Publié le par Zetantan

dnÉ no Natal de 2011 que se estreia 'O Segredo do Unicórnio', o primeiro dos filmes de Steven Spielberg e Peter Jackson adaptados de álbuns de Tintim, e realizados em 3D digital. Muitos apreciadores do herói de Hergé temem que Spielberg o vá descaracterizar. Desde os anos 80 que Spielberg queria levar Tintim ao cinema.

Quando Steven Spielberg descobriu o universo de Tintim, no início dos anos 80, depois de ler uma crítica a Os Salteadores da Arca Perdida, que fazia associações com as aventuras do herói de Hergé, teve um encontro em Hollywood com dois representantes de Hergé. A certa altura, o realizador, completamente ignorante de banda desenhada franco-belga, referiu-se a Tintim como sendo "Indiana Jones para miúdos". Foi o suficiente para deixar arrepiados os enviados de Hergé, e roça a blasfémia para qualquer apreciador de Tintim que se preze, mas o autor sentiu-se lisonjeado pelo realizador de Tubarão conhecer a sua obra, e considerava-o "ideal" para levar Tintim ao cinema

Alguns anos e uma viragem de século depois, Steven Spielberg, associado a Peter Jackson, que co-produz e "dá" os efeitos especiais através da sua empresa, a Weta Digital, concretizou finalmente o seu projecto de filmar as aventuras de Tintim, mas agora já sem referências a Indiana Jones.

Spielberg quer que os filmes, co-produzidos pela Paramount e pela Sony, sejam visualmente o mais possível semelhantes ao estilo gráfico de Hergé, e está a rodá-los em 3D digital, pelo sistema de motion capture , para que tudo, das personagens aos cenários, seja familiar aos leitores de Tintim. Mesmo assim, são muitos os que temem que Tintim seja descaracterizado, americanizado e, pior do que tudo, "spielberguizado". (Jackson diz ser um grande fã de Tintim, o que não é um consolo para os detractores destes novos filmes).

A adaptação de O Segredo do Unicórnio está em pós-produção, com estreia marcada para o Natal de 2011. Seguem-se, em 2013, a segunda parte da aventura, O Segredo de Rackham, o Terrível, desta vez realizada por Peter Jackson, e talvez um terceiro filme, lá mais para diante, que poderá ser assinado a meias por Spielberg e Jackson.

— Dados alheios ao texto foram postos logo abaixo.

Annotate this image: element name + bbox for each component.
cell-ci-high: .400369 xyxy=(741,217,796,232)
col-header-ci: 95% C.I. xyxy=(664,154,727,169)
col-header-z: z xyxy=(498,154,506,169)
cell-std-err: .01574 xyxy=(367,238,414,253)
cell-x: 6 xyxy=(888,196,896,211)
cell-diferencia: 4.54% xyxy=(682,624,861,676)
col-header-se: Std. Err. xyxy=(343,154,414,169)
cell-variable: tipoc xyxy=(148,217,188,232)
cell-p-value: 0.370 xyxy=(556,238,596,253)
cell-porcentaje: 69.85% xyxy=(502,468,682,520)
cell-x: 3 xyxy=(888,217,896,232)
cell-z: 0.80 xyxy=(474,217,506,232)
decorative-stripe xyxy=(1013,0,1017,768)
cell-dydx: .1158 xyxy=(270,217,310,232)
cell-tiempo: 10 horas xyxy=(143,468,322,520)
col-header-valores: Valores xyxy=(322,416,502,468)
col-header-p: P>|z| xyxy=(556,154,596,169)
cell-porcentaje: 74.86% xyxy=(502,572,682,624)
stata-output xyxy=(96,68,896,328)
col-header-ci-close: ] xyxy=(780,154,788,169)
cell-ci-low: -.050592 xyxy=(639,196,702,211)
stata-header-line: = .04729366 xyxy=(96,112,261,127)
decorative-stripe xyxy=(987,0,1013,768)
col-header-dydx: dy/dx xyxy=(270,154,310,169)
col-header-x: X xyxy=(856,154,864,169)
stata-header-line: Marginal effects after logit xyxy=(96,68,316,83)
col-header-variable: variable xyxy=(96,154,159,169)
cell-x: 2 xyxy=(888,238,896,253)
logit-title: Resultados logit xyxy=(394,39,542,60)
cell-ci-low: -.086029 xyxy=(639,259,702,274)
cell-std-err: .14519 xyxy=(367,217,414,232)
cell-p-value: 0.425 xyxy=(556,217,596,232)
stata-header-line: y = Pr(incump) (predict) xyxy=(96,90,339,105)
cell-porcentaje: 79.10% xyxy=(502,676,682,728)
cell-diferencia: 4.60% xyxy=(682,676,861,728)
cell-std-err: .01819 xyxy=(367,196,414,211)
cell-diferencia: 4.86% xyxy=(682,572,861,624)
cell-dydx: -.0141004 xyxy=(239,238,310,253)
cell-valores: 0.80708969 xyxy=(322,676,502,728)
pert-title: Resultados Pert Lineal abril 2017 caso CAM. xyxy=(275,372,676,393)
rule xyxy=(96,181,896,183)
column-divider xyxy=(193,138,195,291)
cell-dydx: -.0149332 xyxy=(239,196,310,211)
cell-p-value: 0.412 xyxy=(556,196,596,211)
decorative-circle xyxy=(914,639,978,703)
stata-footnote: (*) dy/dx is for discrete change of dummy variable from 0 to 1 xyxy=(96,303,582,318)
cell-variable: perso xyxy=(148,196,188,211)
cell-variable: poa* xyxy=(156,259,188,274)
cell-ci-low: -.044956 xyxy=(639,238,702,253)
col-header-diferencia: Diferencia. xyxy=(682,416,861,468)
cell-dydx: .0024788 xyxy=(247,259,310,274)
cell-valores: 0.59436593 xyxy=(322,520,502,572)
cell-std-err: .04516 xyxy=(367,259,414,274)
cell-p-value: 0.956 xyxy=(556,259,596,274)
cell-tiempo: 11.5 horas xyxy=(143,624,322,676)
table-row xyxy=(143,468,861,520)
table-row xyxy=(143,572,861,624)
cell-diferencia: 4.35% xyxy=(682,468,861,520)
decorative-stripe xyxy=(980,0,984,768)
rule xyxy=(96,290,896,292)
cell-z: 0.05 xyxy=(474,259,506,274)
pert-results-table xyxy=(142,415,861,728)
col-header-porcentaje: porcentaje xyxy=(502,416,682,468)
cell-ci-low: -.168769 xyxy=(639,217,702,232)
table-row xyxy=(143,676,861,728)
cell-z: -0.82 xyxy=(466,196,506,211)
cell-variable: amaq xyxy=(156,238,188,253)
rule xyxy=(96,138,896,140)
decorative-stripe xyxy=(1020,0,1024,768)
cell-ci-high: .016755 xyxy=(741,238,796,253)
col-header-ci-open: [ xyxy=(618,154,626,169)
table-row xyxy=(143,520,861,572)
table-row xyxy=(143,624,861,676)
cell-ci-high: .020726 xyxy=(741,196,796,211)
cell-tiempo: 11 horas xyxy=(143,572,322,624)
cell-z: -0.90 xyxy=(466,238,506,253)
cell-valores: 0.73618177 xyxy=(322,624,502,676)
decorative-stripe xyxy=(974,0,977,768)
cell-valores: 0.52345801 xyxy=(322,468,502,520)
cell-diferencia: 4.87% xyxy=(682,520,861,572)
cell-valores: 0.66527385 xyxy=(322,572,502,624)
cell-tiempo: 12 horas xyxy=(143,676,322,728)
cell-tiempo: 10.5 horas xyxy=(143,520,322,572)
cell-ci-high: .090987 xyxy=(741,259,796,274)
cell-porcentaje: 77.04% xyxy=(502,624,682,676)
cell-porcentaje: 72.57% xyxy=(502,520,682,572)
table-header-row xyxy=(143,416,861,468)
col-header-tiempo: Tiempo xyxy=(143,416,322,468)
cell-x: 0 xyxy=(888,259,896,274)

Tintim é agora interpretado por Jamie Bell (Billy Elliot) e Andy Serkis (o digitalizado Gollum de O Senhor dos Anéis), personifica o capitão Haddock.

Foi em 1984, pouco depois da morte de Hergé, um ano antes, que Spielberg comprou os direitos para cinema dos álbuns de Tintim, com a ideia de entregar a realização do primeiro filme a François Truffaut (que morreria também, pouco meses depois) e dar os papéis de Tintim a Henry Thomas (!), o miúdo de E.T.-O Extraterrestre, e do capitão Haddock a Jack Nicholson.

A argumentista Melissa Matheson, que tinha "apresentado" Tintim a Spielberg escreveu várias propostas de sinopses, mas todas adulteravam o espírito dos álbuns, e a ligação entre o realizador e os representantes de Hergé acabou por se desfazer, amigavelmente. Só em 2002 Steven Spielberg voltaria a deter os direitos para cinema dos álbuns de Tintim.

Quer a Moulinsart, que gere o património de Hergé, quer a editora Casterman, que tem os direitos dos álbuns até 2011, pensam beneficiar muito com os filmes, que, esperam, ajudarão a vender mais títulos nos EUA onde a BD franco- -belga nunca se impôs, e também seduzir uma nova geração de leitores.

Curiosidade: também nos anos 80 Roman Polanski quis filmar O Ceptro de Otokar, por gostar muito do ambiente balcânico da história, mas o projecto morreu e Polanski foi rodar Frenético.